La Piste des Seigneurs,
(Nom donné en raison d’une partie empruntée sur la Route des Châteaux des Seigneurs du Rouergue)

Encore une aventure qui s’annonce palpitante, mais là, c’est du déjà-vu et en moins dur. Mais oui enfin, 63 km au lieu des 69 de la Saintélyon avec 500 petits mètres de dénivelé supplémentaires qu’il suffira de « marcher » si vraiment cette différence se ressent. Je vous épargne les détails logistiques, trajet en train, hébergement en famille (au top), acheminement, etc. et passons directement dans le sas du départ au pied de la cathédrale de Rodez.
Toujours la même interrogation sur la préparation, toujours la peur de ne pas arriver au bout, l’attente et les nœuds à l’estomac deviennent insupportables jusqu’au moment où le speaker finit par se taire pour laisser place au spectacle.
19h15, Rodez : le départ est lancé sous une haie de flambeaux rouges accompagnée par les chants grégoriens d’Era, émotions et frissons garantis, chapeau bas aux organisateurs !
La vague lumineuse est composée de marcheurs, de relayeurs et de 880 solos se frayant un passage au milieu d’un public enthousiaste. Kamel, mon pote, novice dans le trail, adopte mon allure de croisière par prudence, il faut savoir que c’est un excellent coureur sur route (16’18’’ au 5000m). 8 à 9 km par heure nous semble très raisonnable au vu des 1700 mètres de dénivelé positif annoncés. Voilà, ça y est, nous nous éloignons de la ville et les lueurs s’estompent progressivement pour laisser place aux innombrables lucioles agitées transperçant un magnifique ciel étoilé parfaitement dépourvu de lune. Dans le même contexte, les bruits citadins et les conversations diminuent pour laisser place aux souffles et aux pas rocailleux des trailers concentrés.
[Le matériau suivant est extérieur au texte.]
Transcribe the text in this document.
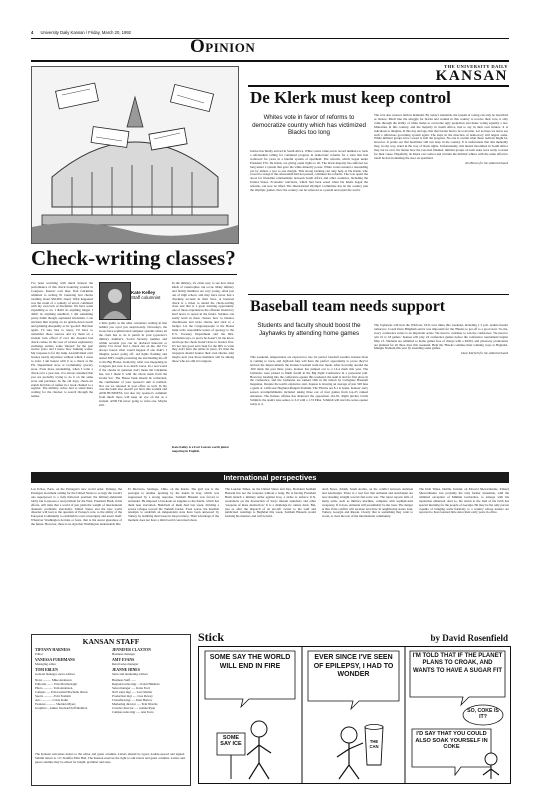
4 University Daily Kansan / Friday, March 20, 1992
Opinion
Check-writing classes?
I've been watching with much interest the performance of this check bouncing scandal in Congress. Kansas' own Rep. Dan Glickman admitted to writing 81 bouncing bad checks totalling about $36,000. Oops! What happened was the result of a comedy of errors combined with my own lack of discipline. We have some explaining to do. I didn't do anything illegal. I didn't do anything unethical. I did something pretty dumb though, explained Glickman. I can envision him staying on an upside-down beach and grinning sheepishly as he 'goofed'. But then again, I'd sure like to know. I'll have to remember those sources and try them on a student loan officer if ever the dreaded bad check comes. In the case of various explanatory exchange outlets, some 'interest' for the past twelve years and I know how banking works. My response is for my bank. An individual can't bounce nearly anywhere without which, I cease to exist. I am honest with it as a check at the PX. Department store or Community grocery store. Even more astonishing, when I write a check over a year late, it is always assumed that you are probably trying to do it on the same store and purchase. In the old days, check-cut stands had lists of names in a book chained to a register. The military writer had to stand there waiting for the checker to search through the names.
Kate Kelley
Staff columnist
a little guilty as the other customers waiting in line behind you eyed you suspiciously. Nowadays, the stores have sophisticated computer systems where all the clerk has to do is punch in your (operator's military number's, Social Security number and within seconds you can be declared innocent or guilty. I've never had a check run on me, but I've always feared what would happen if one didn't. I imagine poster going off, red lights flashing and armed MP's caught protesting me and hauling me off to the Big House. Ironically, what was happening in Congress just now is so much worse. In a real world if the checks in question don't mean the Glickman has, but I made it with the check mark from the Grand Sec. The House bank should be rechecked, the commander of your sponsor's unit is notified. Nor are we released in post office as well. In my case the bank also doesn't yet have this scandal and AND BUSINESS, but also my sponsor's comment from much more will keep an eye on me as a student. AND I'm never going to write one. Maybe still.
In the military, it's often easy to see how these kinds of catastrophes can occur. Many military and family members are very young, often just out of high school, and may have never had a checking account in their lives. A bounced check is a ticket to attend the check-writing class and that is a great learning opportunity, one of those experiences the offender should try hard never to repeat in the future. Soldiers can easily learn in these classes, how to balance checkbooks and write checks and stick to a budget. Let the Congresspeople at the House bank write responsible letters of apology to the U.S. Treasury Department and the IRS. Glickman says, to prove he doesn't, let me know and hope the check doesn't have to bounce first. It's not just good and clean for the IRS to write they don't have the tables in place, it's time the taxpayers should bounce their own checks. And maybe next year those members will be among those who are still in Congress.
Kate Kelley is a Fort Leaven worth junior majoring in English.
THE UNIVERSITY DAILY
KANSAN
De Klerk must keep control
Whites vote in favor of reforms to democratize country which has victimized Blacks too long
Justice has finally arrived in South Africa. White voters came out in record numbers to back a referendum calling for continued progress in democratic reforms for a state that had wallowed for years in a hateful system of apartheid. The reforms, which began under President F.W. De Klerk, are giving equal rights to all. The black majority has suffered too long under a system that gave the white minority power. White voters needed a resounding yes by almost a two to one margin. This strong backing can only help as De Klerk, who vowed to resign if the referendum had not passed, continues the reforms. The vote opens the doors for friendlier relationships between South Africa and other countries, including the United States. Economic sanctions, which had been eased when De Klerk began the reforms, can now be lifted. The International Olympic Committee has let the country join the Olympic games. Now the country can be removed as a pariah and rejoin the world.
The vote also restores faith in mankind. By today's standards, the system of voting can only be described as bizarre. Much like the struggle for blacks and women in this country to receive their vote, it only came through the ability of white males to overcome ugly prejudices and make voting equality a law. Minorities in this country, and the majority in South Africa, had to say in their own futures. It is ridiculous to imagine, in this day and age, that that barrier had to be overcome. Let us hope we never see such a ridiculous governing system again. The steps in the direction of democracy still angers some. White militant groups have vowed to halt the progress. No one is certain what those radicals might be, however. It points out that hostilities still run deep in the country. It is unfortunate that this mentality may, in any way, stand in the way of black rights. Unfortunately, this means bloodshed in South Africa may not be over. No matter how the vote had finished, militant groups on both sides were ready to stand for their cause. Hopefully, de Klerk can control and restrain the militant whites with the same effective touch he had in shutting the door on apartheid.
Jim Brown for the editorial board
Baseball team needs support
Students and faculty should boost the Jayhawks by attending home games
This weekend, temperatures are expected to rise for perfect baseball weather. Kansas State is coming to town, and Jayhawk fans will have the perfect opportunity to prove they've noticed the improvements the Kansas baseball team has made. After hovering around the .500 mark the past three years, Kansas has jumped out to a 14-4 mark this year. The Jayhawks were picked to finish fourth in the Big Eight Conference in a preseason poll. However, heading into the conference opener this weekend, the team is tied for first place in the conference, and the Jayhawks are ranked 16th in the nation by Collegiate Baseball magazine. Despite the team's explosive start, Kansas is drawing an average of just 328 fans a game at 1,200-seat Hoglund-Maupin Stadium. The 'Hawks are 8-1 at home. Kansas' early season accomplishments included taking three out of four games from top-25 ranked Arkansas. The Kansas offense has shattered the opposition 161-81. Right pitcher Curtis Schmidt, the team's lone senior, is 3-0 with a 1.74 ERA. Schmidt will start the series opener today at 4.
The Jayhawks will host the Wildcats, 18-8, four times this weekend, including a 3 p.m. double header tomorrow. Coach Dave Bingham said it was important for the 'Hawks to get off to a good start. 'To me, every conference series is an important series. We need to continue to win the conference. We need to win 16 to 18 games.' Kansas will play 24 conference games before the conference tournament begins May 13. Students are admitted to home games free of charge with a KUID, and giveaway promotions are planned for all three days this weekend. Help the 'Hawks continue their winning ways at Hoglund-Maupin Stadium this year by attending some games.
Dave Kitchell for the editorial board
International perspectives
Los Echos, Paris, on the Pentagon's new world order. Perhaps, the Pentagon document calling for the United States to occupy the world's one superpower is a truly hallowed position; the military-industrial lobby but it exposes a real problem for the West. President Bush, in his efforts, still risks that a world of just plain the weight of international domestic problems. Inevitably, United States and the new world disorder will lead to the question of Europe's role, to the ability of the European Community to establish its own sovereignty and assert itself. Whatever Washington decides or fears, that is the surest guarantee of the future. However, there is no sign that Washington understands this.
El Mercurio, Santiago, Chile, on the Kurds. The gulf war is the prologue to another uprising by the Kurds in Iraq, which was suppressed by a strong response. Saddam Hussein was forced to surrender. He imposed a blockade on supplies to the Kurds, which has them near starvation. Hundreds of them died last week, dividing a severe refugee toward the Turkish border. Even worse, the Kurdish attempts to establish an independent state have been answered by Turkey by bombing their bases in Iraqi territory. Their advantage of the moment does not have a timid world concerned about.
The London Times, on the United States and Iraq. President Saddam Hussein has not the weapons without a bang. He is having President Bush launch a military strike against Iraq, a strike to enforce U.N. resolutions on the destruction of Iraq's missile launchers and other 'weapons of mass destruction.' It is a challenge he cannot duck. But, just as after the dispatch of an aircraft carrier to the Gulf and publicized warnings to Baghdad this week, Saddam Hussein would backing his mentors and will be held.
Arab News, Jiddah, Saudi Arabia, on the conflict between Armenia and Azerbaijan. There is a real fear that Armenia and Azerbaijan are now heading straight toward full-scale war. The latest reports tells of many arms, such as military machine, complete with sophisticated weaponry. If it does, Armenia will presumably be the loser. The danger is that if the conflict will escalate and draw in neighboring states, Iran, Turkey, Georgia and Russia. Clearly that is something they want to avoid, as does the rest of the international community.
The Irish Times, Dublin, Ireland, on Edward Shevardnadze. Eduard Shevardnadze was probably the only former statesman, with the admitted exception of Mikhail Gorbachev, to emerge with his reputation enhanced. And so, his return to the land of his birth has special meaning for the people of Georgia. He may be the only person capable of bringing some harmony to a country whose leaders are reported to have learned little since their early years in office.
KANSAN STAFF
TIFFANY HARNESS
Editor
VANESSA FURHMANS
Managing editor
TOM EBLEN
General manager, news adviser
News .......... Mike Anderson
Editorial ........ Erin Mcellecnagh
Photo ............ Tom Anderson
Campus ..... Erin Grebell/Rochelle Olson
Sports ............ Erin Feeham
Arts ............. Cristy Kahn
Features ........... Sheldon Myers
Graphics .. Aimee Stockard/Jeff Melnick
JENNIFER CLAXTON
Business manager
AMY EVANS
Retail sales manager
JEANNE HINES
Sales and marketing adviser
Business Staff ......
Regional sales mgr ... Kristi Hinshaw
Sales manager ..... Katie Ford
Nat'l sales mgr ..... Lara Shatter
Production mgr ..... Lisa Dewey
Classified mgr ..... Kim Harlow
Marketing director ..... Erin Wesche
Creative director ..... Jeanne Ryan
Campus sales mgr ..... Ana Torre
The Kansan welcomes letters to the editor and guest columns. Letters should be typed, double-spaced and signed. Submit letters to 111 Stauffer-Flint Hall. The Kansan reserves the right to edit letters and guest columns. Letters and guest columns may be edited for length, grammar and taste.
Stick	by David Rosenfield
SOME SAY THE WORLD WILL END IN FIRE
SOME SAY ICE
EVER SINCE I'VE SEEN OF EPILEPSY, I HAD TO WONDER
THE CAN
I'M TOLD THAT IF THE PLANET PLANS TO CROAK, AND WANTS TO HAVE A SUGAR FIT
SO, COKE IS IT?
I'D SAY THAT YOU COULD ALSO SOAK YOURSELF IN COKE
13ème km : « Aïe ! », encore aujourd’hui je l’entends crier assis parterre se tenant la cheville, « Vas-y Thomas, je repars tranquillement dans deux minutes ». Ok, je laisse Kamel et continue ma route avec beaucoup plus de précaution et, surtout, avec une sensation de solitude extrême. Allez, courage, encore 5 bornes à tout casser pour se remonter le moral. Chemin faisant, j’affronte tous les paramètres du trail, sentiers de humus, de feuilles, petites montées, petites descentes, mais aussi, passage dans la boue froide et mouillée, de coups de cul rocailleux et dégringolant et pour couronner le tout, un vent permanent devenant de plus en plus glacial. Voilà, 18 km sur mon GPS et on aperçoit de la lumière, c’est bon…
Que dalle, rien du tout, c’est juste le passage d’un lieu-dit : « Non non monsieur, c’est dans deux kilomètres ». On ne va pas râler, c’est leur première.
20ème km : Pont de Salars, enfin le premier ravitaillement dans une salle chauffée (comme les suivantes d’ailleurs), une petite soupe, un thé chaud et quelques biscuits salés suffisent à assouvir ma satiété.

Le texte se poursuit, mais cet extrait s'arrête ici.